En efecto, si a un feto no le reconocemos el estatuto de persona, resulta arbitrario (como hace, por ejemplo, nuestro ordenamiento civil) reconocérselo a un niño que lleve separado del claustro materno veinticuatro horas (o veinticuatro minutos, o veinticuatro días, o incluso veinticuatro meses). Si por `persona´ entendemos a un ser humano con plena disposición de sus facultades motoras, sensoriales e intelectivas, en efecto un feto y un niño recién nacido son «moralmente equivalentes»: ninguno de los dos tiene conciencia de su existencia, ninguno de los dos puede sobrevivir sin ayuda, ninguno de los dos está plenamente formado, desde un punto de vista estrictamente morfológico. Siempre nos ha parecido un criterio ilógico declarar legal un aborto perpetrado hasta tal o cual semana de gestación e ilegal el aborto que se perpetra con posterioridad: un feto de un mes no es más ni menos persona que un feto de siete meses; y tampoco lo es más ni menos que un niño de uno o siete meses. No lo es, desde luego, si aplicamos el razonamiento estrictamente lógico (pero de una lógica del mal) que emplea la revista Journal of Medical Ethics. Pero tampoco lo es desde el reconocimiento de su dignidad moral intrínseca, que no puede fundarse en el mayor o menor grado de desarrollo orgánico, sino en su pertenencia a nuestra especie; y el hecho de que sea una vida gestante (esto es, desvalida, incapaz de sobrevivir fuera del claustro materno) no hace sino exigirnos una protección privilegiada de su dignidad, como nos la exige cualquier otro ser humano que demande ayuda para seguir viviendo, sea un niño recién nacido, un minusválido o un anciano.

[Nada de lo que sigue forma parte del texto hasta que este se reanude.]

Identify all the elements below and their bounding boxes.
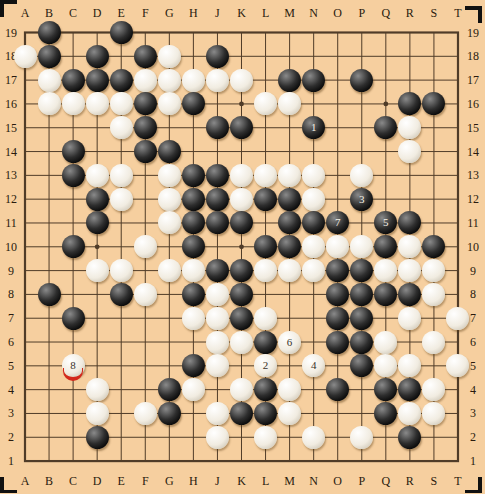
col-label-bottom-C: C <box>63 474 83 488</box>
stone-M6[interactable]: 6 <box>278 331 301 354</box>
stone-K17[interactable] <box>230 69 253 92</box>
col-label-top-K: K <box>231 6 251 20</box>
col-label-top-R: R <box>400 6 420 20</box>
stone-C13[interactable] <box>62 164 85 187</box>
col-label-bottom-T: T <box>448 474 468 488</box>
stone-P7[interactable] <box>350 307 373 330</box>
stone-D3[interactable] <box>86 402 109 425</box>
stone-M17[interactable] <box>278 69 301 92</box>
row-label-left-1: 1 <box>1 454 21 468</box>
row-label-left-12: 12 <box>1 192 21 206</box>
stone-D2[interactable] <box>86 426 109 449</box>
col-label-top-Q: Q <box>376 6 396 20</box>
col-label-bottom-K: K <box>231 474 251 488</box>
stone-F3[interactable] <box>134 402 157 425</box>
stone-H12[interactable] <box>182 188 205 211</box>
stone-G4[interactable] <box>158 378 181 401</box>
stone-C7[interactable] <box>62 307 85 330</box>
row-label-right-9: 9 <box>463 264 483 278</box>
stone-K13[interactable] <box>230 164 253 187</box>
col-label-top-T: T <box>448 6 468 20</box>
stone-N17[interactable] <box>302 69 325 92</box>
stone-J6[interactable] <box>206 331 229 354</box>
col-label-bottom-O: O <box>328 474 348 488</box>
stone-M3[interactable] <box>278 402 301 425</box>
row-label-left-17: 17 <box>1 73 21 87</box>
col-label-top-B: B <box>39 6 59 20</box>
col-label-bottom-E: E <box>111 474 131 488</box>
col-label-bottom-H: H <box>183 474 203 488</box>
stone-L7[interactable] <box>254 307 277 330</box>
stone-P17[interactable] <box>350 69 373 92</box>
stone-G12[interactable] <box>158 188 181 211</box>
row-label-right-2: 2 <box>463 430 483 444</box>
move-number-2: 2 <box>263 360 269 371</box>
stone-J18[interactable] <box>206 45 229 68</box>
stone-D9[interactable] <box>86 259 109 282</box>
col-label-bottom-F: F <box>135 474 155 488</box>
stone-E13[interactable] <box>110 164 133 187</box>
star-point-Q16 <box>383 102 388 107</box>
col-label-bottom-L: L <box>256 474 276 488</box>
star-point-D10 <box>95 244 100 249</box>
col-label-top-H: H <box>183 6 203 20</box>
stone-P2[interactable] <box>350 426 373 449</box>
row-label-right-12: 12 <box>463 192 483 206</box>
stone-S6[interactable] <box>422 331 445 354</box>
stone-E12[interactable] <box>110 188 133 211</box>
stone-H7[interactable] <box>182 307 205 330</box>
row-label-left-13: 13 <box>1 168 21 182</box>
stone-F10[interactable] <box>134 235 157 258</box>
stone-P12[interactable]: 3 <box>350 188 373 211</box>
move-number-4: 4 <box>311 360 317 371</box>
stone-K3[interactable] <box>230 402 253 425</box>
stone-C14[interactable] <box>62 140 85 163</box>
stone-B8[interactable] <box>38 283 61 306</box>
col-label-bottom-B: B <box>39 474 59 488</box>
stone-L6[interactable] <box>254 331 277 354</box>
col-label-top-F: F <box>135 6 155 20</box>
stone-K12[interactable] <box>230 188 253 211</box>
stone-E9[interactable] <box>110 259 133 282</box>
stone-K8[interactable] <box>230 283 253 306</box>
stone-G17[interactable] <box>158 69 181 92</box>
stone-B17[interactable] <box>38 69 61 92</box>
stone-N13[interactable] <box>302 164 325 187</box>
stone-K9[interactable] <box>230 259 253 282</box>
stone-D17[interactable] <box>86 69 109 92</box>
stone-D12[interactable] <box>86 188 109 211</box>
stone-B18[interactable] <box>38 45 61 68</box>
col-label-top-E: E <box>111 6 131 20</box>
star-point-K10 <box>239 244 244 249</box>
stone-B19[interactable] <box>38 21 61 44</box>
stone-G9[interactable] <box>158 259 181 282</box>
stone-P6[interactable] <box>350 331 373 354</box>
row-label-left-15: 15 <box>1 121 21 135</box>
col-label-bottom-S: S <box>424 474 444 488</box>
row-label-right-15: 15 <box>463 121 483 135</box>
stone-N2[interactable] <box>302 426 325 449</box>
col-label-bottom-D: D <box>87 474 107 488</box>
stone-D4[interactable] <box>86 378 109 401</box>
star-point-K16 <box>239 102 244 107</box>
stone-H4[interactable] <box>182 378 205 401</box>
col-label-bottom-M: M <box>280 474 300 488</box>
stone-E19[interactable] <box>110 21 133 44</box>
stone-F8[interactable] <box>134 283 157 306</box>
col-label-bottom-G: G <box>159 474 179 488</box>
stone-G18[interactable] <box>158 45 181 68</box>
stone-M12[interactable] <box>278 188 301 211</box>
col-label-bottom-J: J <box>207 474 227 488</box>
stone-J3[interactable] <box>206 402 229 425</box>
stone-J7[interactable] <box>206 307 229 330</box>
stone-M13[interactable] <box>278 164 301 187</box>
col-label-bottom-Q: Q <box>376 474 396 488</box>
stone-N12[interactable] <box>302 188 325 211</box>
row-label-left-3: 3 <box>1 406 21 420</box>
stone-J2[interactable] <box>206 426 229 449</box>
row-label-left-5: 5 <box>1 359 21 373</box>
row-label-left-2: 2 <box>1 430 21 444</box>
row-label-right-19: 19 <box>463 26 483 40</box>
row-label-left-9: 9 <box>1 264 21 278</box>
stone-L9[interactable] <box>254 259 277 282</box>
stone-P13[interactable] <box>350 164 373 187</box>
stone-E8[interactable] <box>110 283 133 306</box>
col-label-top-M: M <box>280 6 300 20</box>
stone-R2[interactable] <box>398 426 421 449</box>
stone-H10[interactable] <box>182 235 205 258</box>
col-label-top-P: P <box>352 6 372 20</box>
stone-B16[interactable] <box>38 92 61 115</box>
stone-J13[interactable] <box>206 164 229 187</box>
row-label-right-16: 16 <box>463 97 483 111</box>
stone-C10[interactable] <box>62 235 85 258</box>
move-number-3: 3 <box>359 194 365 205</box>
col-label-top-J: J <box>207 6 227 20</box>
stone-F17[interactable] <box>134 69 157 92</box>
row-label-right-4: 4 <box>463 383 483 397</box>
col-label-bottom-A: A <box>15 474 35 488</box>
row-label-left-11: 11 <box>1 216 21 230</box>
row-label-right-10: 10 <box>463 240 483 254</box>
col-label-top-S: S <box>424 6 444 20</box>
stone-G13[interactable] <box>158 164 181 187</box>
move-number-7: 7 <box>335 217 341 228</box>
stone-K6[interactable] <box>230 331 253 354</box>
stone-R7[interactable] <box>398 307 421 330</box>
stone-D16[interactable] <box>86 92 109 115</box>
col-label-top-L: L <box>256 6 276 20</box>
col-label-bottom-N: N <box>304 474 324 488</box>
stone-J9[interactable] <box>206 259 229 282</box>
stone-L13[interactable] <box>254 164 277 187</box>
move-number-1: 1 <box>311 122 317 133</box>
row-label-left-10: 10 <box>1 240 21 254</box>
stone-J17[interactable] <box>206 69 229 92</box>
stone-F18[interactable] <box>134 45 157 68</box>
row-label-right-18: 18 <box>463 49 483 63</box>
stone-J12[interactable] <box>206 188 229 211</box>
col-label-top-D: D <box>87 6 107 20</box>
stone-H9[interactable] <box>182 259 205 282</box>
stone-G14[interactable] <box>158 140 181 163</box>
col-label-top-O: O <box>328 6 348 20</box>
stone-K7[interactable] <box>230 307 253 330</box>
row-label-left-19: 19 <box>1 26 21 40</box>
go-board[interactable]: AABBCCDDEEFFGGHHJJKKLLMMNNOOPPQQRRSSTT19… <box>0 0 485 494</box>
col-label-top-G: G <box>159 6 179 20</box>
stone-Q6[interactable] <box>374 331 397 354</box>
row-label-left-4: 4 <box>1 383 21 397</box>
stone-E16[interactable] <box>110 92 133 115</box>
row-label-right-17: 17 <box>463 73 483 87</box>
stone-D11[interactable] <box>86 211 109 234</box>
col-label-bottom-R: R <box>400 474 420 488</box>
row-label-left-8: 8 <box>1 287 21 301</box>
stone-O8[interactable] <box>326 283 349 306</box>
stone-F15[interactable] <box>134 116 157 139</box>
row-label-right-14: 14 <box>463 145 483 159</box>
row-label-left-16: 16 <box>1 97 21 111</box>
row-label-right-6: 6 <box>463 335 483 349</box>
stone-D18[interactable] <box>86 45 109 68</box>
stone-O7[interactable] <box>326 307 349 330</box>
col-label-top-A: A <box>15 6 35 20</box>
stone-L2[interactable] <box>254 426 277 449</box>
stone-A18[interactable] <box>14 45 37 68</box>
col-label-bottom-P: P <box>352 474 372 488</box>
col-label-top-N: N <box>304 6 324 20</box>
row-label-left-14: 14 <box>1 145 21 159</box>
stone-F14[interactable] <box>134 140 157 163</box>
row-label-right-8: 8 <box>463 287 483 301</box>
stone-K4[interactable] <box>230 378 253 401</box>
move-number-6: 6 <box>287 337 293 348</box>
row-label-left-7: 7 <box>1 311 21 325</box>
row-label-right-13: 13 <box>463 168 483 182</box>
stone-J8[interactable] <box>206 283 229 306</box>
stone-D13[interactable] <box>86 164 109 187</box>
stone-H13[interactable] <box>182 164 205 187</box>
stone-H8[interactable] <box>182 283 205 306</box>
stone-L12[interactable] <box>254 188 277 211</box>
row-label-right-3: 3 <box>463 406 483 420</box>
stone-H17[interactable] <box>182 69 205 92</box>
row-label-right-1: 1 <box>463 454 483 468</box>
stone-C16[interactable] <box>62 92 85 115</box>
row-label-left-6: 6 <box>1 335 21 349</box>
stone-E15[interactable] <box>110 116 133 139</box>
stone-O6[interactable] <box>326 331 349 354</box>
move-number-5: 5 <box>383 217 389 228</box>
col-label-top-C: C <box>63 6 83 20</box>
stone-E17[interactable] <box>110 69 133 92</box>
row-label-right-11: 11 <box>463 216 483 230</box>
go-board-screenshot: AABBCCDDEEFFGGHHJJKKLLMMNNOOPPQQRRSSTT19… <box>0 0 485 494</box>
stone-C17[interactable] <box>62 69 85 92</box>
stone-G3[interactable] <box>158 402 181 425</box>
stone-L3[interactable] <box>254 402 277 425</box>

En una de sus paradojas más brillantes y estremecedoras, Chesterton saludaba a los infanticidas como `pioneros progresistas´ capaces de llevar hasta sus últimas consecuencias los postulados que otros progresistas más remilgados defienden con expresiones sibilinas. Para hacer su defensa paradójica del infanticida (para poner a la sociedad abortista ante el espejo de sus crímenes), Chesterton se mostraba dispuesto -en términos especulativos- a despojarse de los «remilgos morales» que defienden la vida. «Si lo que la cristiandad ha considerado moral no tiene sentido -afirma-, entonces deberíamos sentirnos libres de ignorar toda diferencia entre los hombres y los animales, y consecuentemente tratar a los hombres como animales». Nadie aplicaría un aborto a una gata o a una coneja: se deja, simplemente, que alumbre a su prole; y, si la prole es demasiado numerosa, o si incluye ejemplares enfermos, se los ahoga en una palangana y santas pascuas. «¿Por qué no hacer con los bebés lo mismo que con los gatos?», se pregunta Chesterton. Permitamos que lleguen al mundo, para después ahogar a los que no nos gustan. «Tal comportamiento -prosigue Chesterton- sería propia y razonablemente eugenésico, porque podríamos seleccionar a los mejores, o al menos a los más saludables, y sacrificar a aquellos a quienes se llama inadaptados». El infanticida es, en efecto, más `lógico´ que el mero abortista; y también, en cierto modo, más bizarro: es verdad que un niño recién nacido no puede defenderse, como le ocurre al niño gestante, pero para estrangularlo hay que cogerlo entre nuestras manos, hay que mirar su rostro, hay que sentir la temperatura de su piel.
Frente a estos pioneros progresistas que defienden el infanticidio nos ocurre como a Chesterton: nuestros abortistas se nos antojan débiles, indecisos y cobardes.